No one expected it to be this bad. The February 2009 flashflood that ravaged Dumaguete City pales in comparison to what Typhoon Sendong left in its wake. 

Along with a couple of reporters, I went around the city on Dec. 18, the day after the floods inundated most of Dumaguete. 

Choppers were circulating overhead. I received a text from the Capitol Information Officer who said the governor was leading a team of people making an aerial inspection to assess the over-all damage the typhoon caused. The evacuation centers were teeming with families displaced by the storm. The roads were muddy and strewn with boulders of fallen trees and branches. A truckload of soldiers passed by, on their way to the disaster relief centers to help pack relief goods. 

When we got to Sibulan, the town next to Dumaguete, we saw collapsed houses, mounds of mud along the roads, torn clothes and household appliances strewn across empty lots where houses once stood.

It felt like a war zone. "This must be how Ground Zero feels like," I thought. 

In the evacuation centers, where it's noisy and filled with now homeless families, despair lay thick on the air.
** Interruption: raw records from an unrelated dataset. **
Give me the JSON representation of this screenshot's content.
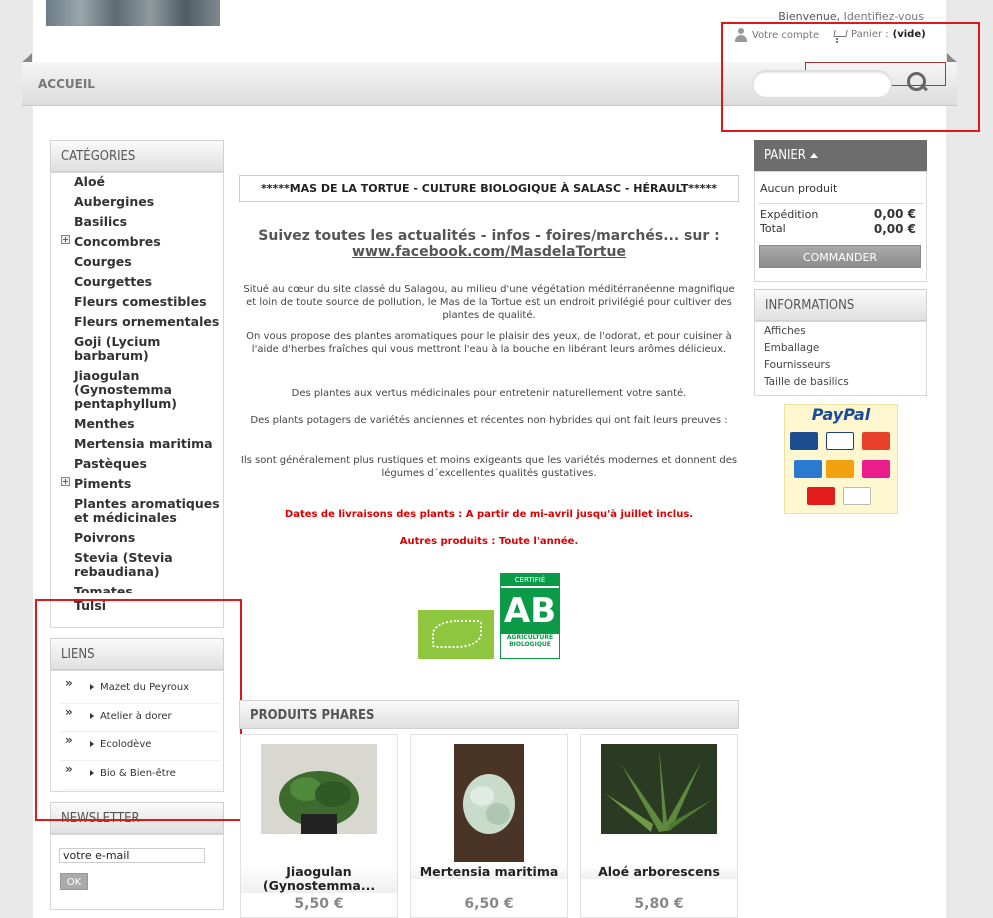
{
  "header": {
    "welcome": "Bienvenue,",
    "login": "Identifiez-vous",
    "account": "Votre compte",
    "cart": "Panier :",
    "cart_state": "(vide)"
  },
  "nav": {
    "home": "ACCUEIL",
    "search_placeholder": ""
  },
  "categories": {
    "title": "CATÉGORIES",
    "items": [
      "Aloé",
      "Aubergines",
      "Basilics",
      "Concombres",
      "Courges",
      "Courgettes",
      "Fleurs comestibles",
      "Fleurs ornementales",
      "Goji (Lycium barbarum)",
      "Jiaogulan (Gynostemma pentaphyllum)",
      "Menthes",
      "Mertensia maritima",
      "Pastèques",
      "Piments",
      "Plantes aromatiques et médicinales",
      "Poivrons",
      "Stevia (Stevia rebaudiana)",
      "Tomates",
      "Tulsi"
    ]
  },
  "links": {
    "title": "LIENS",
    "items": [
      "Mazet du Peyroux",
      "Atelier à dorer",
      "Ecolodève",
      "Bio & Bien-être"
    ]
  },
  "newsletter": {
    "title": "NEWSLETTER",
    "value": "votre e-mail",
    "ok": "OK"
  },
  "main": {
    "banner": "*****MAS DE LA TORTUE - CULTURE BIOLOGIQUE À SALASC - HÉRAULT*****",
    "follow": "Suivez toutes les actualités - infos - foires/marchés... sur :",
    "facebook": "www.facebook.com/MasdelaTortue",
    "p1": "Situé au cœur du site classé du Salagou, au milieu d'une végétation méditérranéenne magnifique et loin de toute source de pollution, le Mas de la Tortue est un endroit privilégié pour cultiver des plantes de qualité.",
    "p2": "On vous propose des plantes aromatiques pour le plaisir des yeux, de l'odorat, et pour cuisiner à l'aide d'herbes fraîches qui vous mettront l'eau à la bouche en libérant leurs arômes délicieux.",
    "p3": "Des plantes aux vertus médicinales pour entretenir naturellement votre santé.",
    "p4": "Des plants potagers de variétés anciennes et récentes non hybrides qui ont fait leurs preuves :",
    "p5": "Ils sont généralement plus rustiques et moins exigeants que les variétés modernes et donnent des légumes d´excellentes qualités gustatives.",
    "dates": "Dates de livraisons des plants : A partir de mi-avril jusqu'à juillet inclus.",
    "others": "Autres produits : Toute l'année.",
    "ab_cert": "CERTIFIÉ",
    "ab": "AB",
    "ab_sub": "AGRICULTURE BIOLOGIQUE"
  },
  "featured": {
    "title": "PRODUITS PHARES",
    "products": [
      {
        "name": "Jiaogulan (Gynostemma...",
        "price": "5,50 €"
      },
      {
        "name": "Mertensia maritima",
        "price": "6,50 €"
      },
      {
        "name": "Aloé arborescens",
        "price": "5,80 €"
      }
    ]
  },
  "panier": {
    "title": "PANIER",
    "empty": "Aucun produit",
    "shipping_label": "Expédition",
    "shipping": "0,00 €",
    "total_label": "Total",
    "total": "0,00 €",
    "order": "COMMANDER"
  },
  "informations": {
    "title": "INFORMATIONS",
    "items": [
      "Affiches",
      "Emballage",
      "Fournisseurs",
      "Taille de basilics"
    ]
  },
  "paypal": {
    "brand": "PayPal"
  },
  "colors": {
    "highlight": "#e01818",
    "cart_header": "#6d6d6d",
    "price_red": "#dd0000"
  }
}
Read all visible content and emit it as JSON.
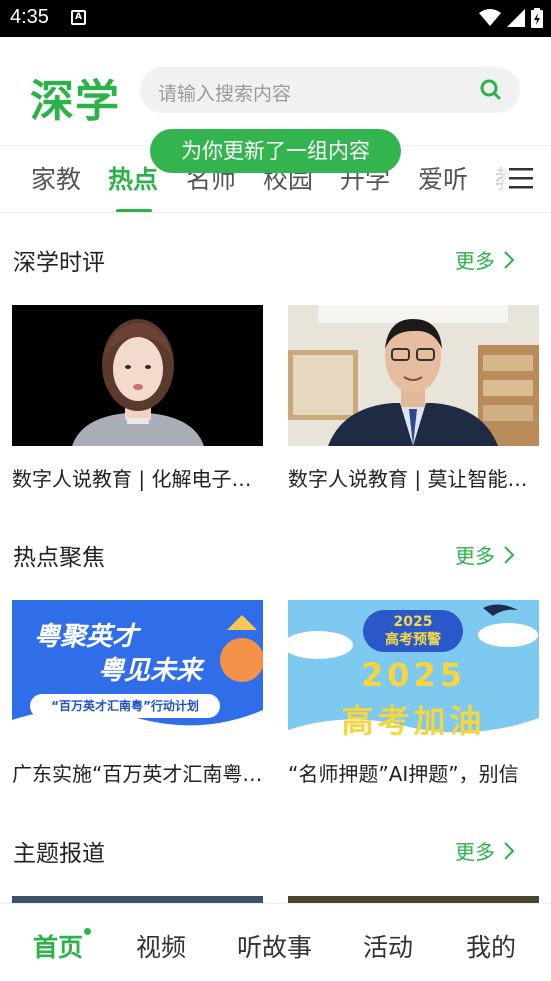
{
  "status_bar": {
    "time": "4:35"
  },
  "header": {
    "logo": "深学",
    "search_placeholder": "请输入搜索内容"
  },
  "tabs": [
    "家教",
    "热点",
    "名师",
    "校园",
    "升学",
    "爱听",
    "教"
  ],
  "active_tab": "热点",
  "toast": "为你更新了一组内容",
  "sections": [
    {
      "title": "深学时评",
      "more": "更多",
      "cards": [
        {
          "title": "数字人说教育 | 化解电子产品依赖"
        },
        {
          "title": "数字人说教育 | 莫让智能工具"
        }
      ]
    },
    {
      "title": "热点聚焦",
      "more": "更多",
      "cards": [
        {
          "title": "广东实施“百万英才汇南粤”行动计划"
        },
        {
          "title": "“名师押题”AI押题”，别信"
        }
      ]
    },
    {
      "title": "主题报道",
      "more": "更多",
      "cards": []
    }
  ],
  "banner1": {
    "line1": "粤聚英才",
    "line2": "粤见未来",
    "pill": "“百万英才汇南粤”行动计划"
  },
  "banner2": {
    "badge_year": "2025",
    "badge_text": "高考预警",
    "big_year": "2025",
    "big_text": "高考加油"
  },
  "bottom_nav": [
    "首页",
    "视频",
    "听故事",
    "活动",
    "我的"
  ],
  "colors": {
    "accent": "#2db24a"
  }
}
People were moving about, mothers hushing their crying babies, women swapping sob stories of what they lost during the storm, uniformed social welfare officers handing out plastic bags filled with relief goods, and children with mud-streaked faces running around. And throughout all this, I could almost touch the hopelessness in their eyes.

The local government is still collating the data on the damage and lives lost to Typhoon Sendong's wrath. But no amount of hard facts can fully plot the destruction on the lives of the people that the typhoon left in its wake.














1 comment:

  1. Just makes me cry to read your story and look at your photos! I'm glad you're ok Rachelle!